Lee proposes staged testing:
First detect discrete molecular populations. Then detect non-random correlations. Then track amplification. Then test for full Shannon communication. Then remove energy and see whether the code collapses.
That last test matters.
If the system only survives under energy flow, Lee’s dissipative model gains support. If it does not behave that way, the model weakens.
That is real science: testable, risky, and clear.
The Correct Verdict
Lee’s paper is not nonsense.
It is not proof either.
It is a structured theoretical proposal with a testable experimental path.
Its strongest contribution is not that it solved abiogenesis.
Its strongest contribution is that it sharpened the question:
Can non-equilibrium thermodynamics generate a true encoder-message-decoder system under strictly abiotic conditions?

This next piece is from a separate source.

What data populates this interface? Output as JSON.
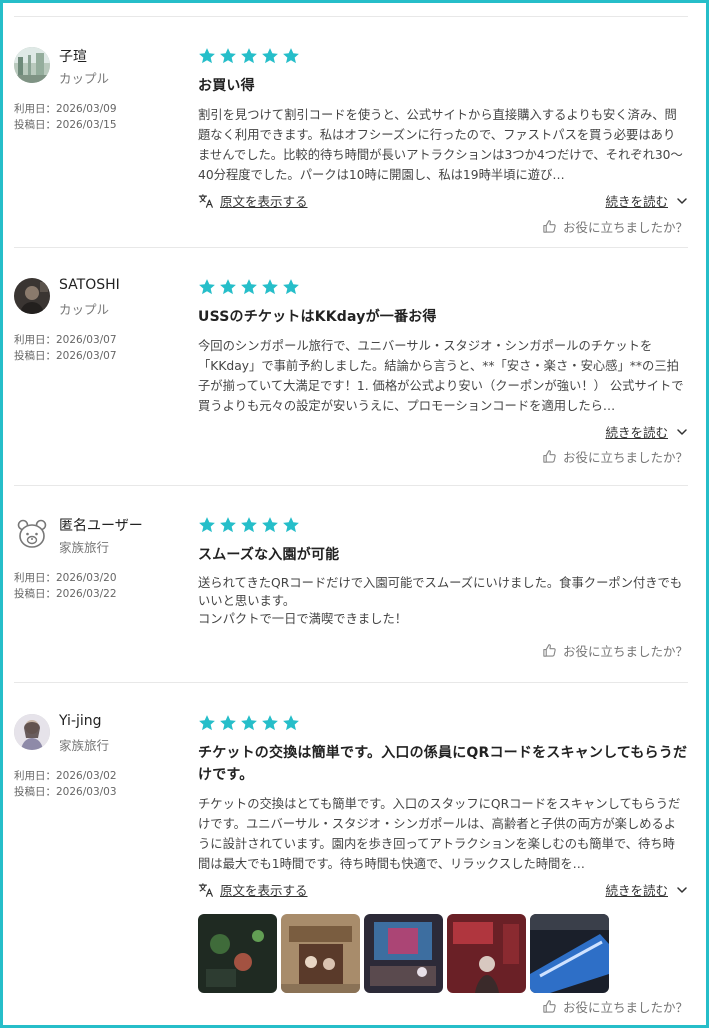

That question can be tested.
Until it is tested, the correct verdict is:
Lee has proposed a serious Information-First model. He has not demonstrated thermodynamic inevitability. He has not shown causal sufficiency. He has not solved the origin of semantic biological code.
The paper deserves engagement.
The claims of “absolute mandate” and “inevitability” deserve restraint.
Final Takeaway
Amino acids are not life.
RNA activity is not a code.
Thermodynamic order is not semantic meaning.
A simulation is not a historical event.
Lee’s paper gives origin-of-life research a serious challenge and a useful experimental roadmap. But the road has not been traveled yet.
Until the experiment produces a real self-organizing Shannon-compliant code, the paper remains what it is: a promising model, not a proven origin story.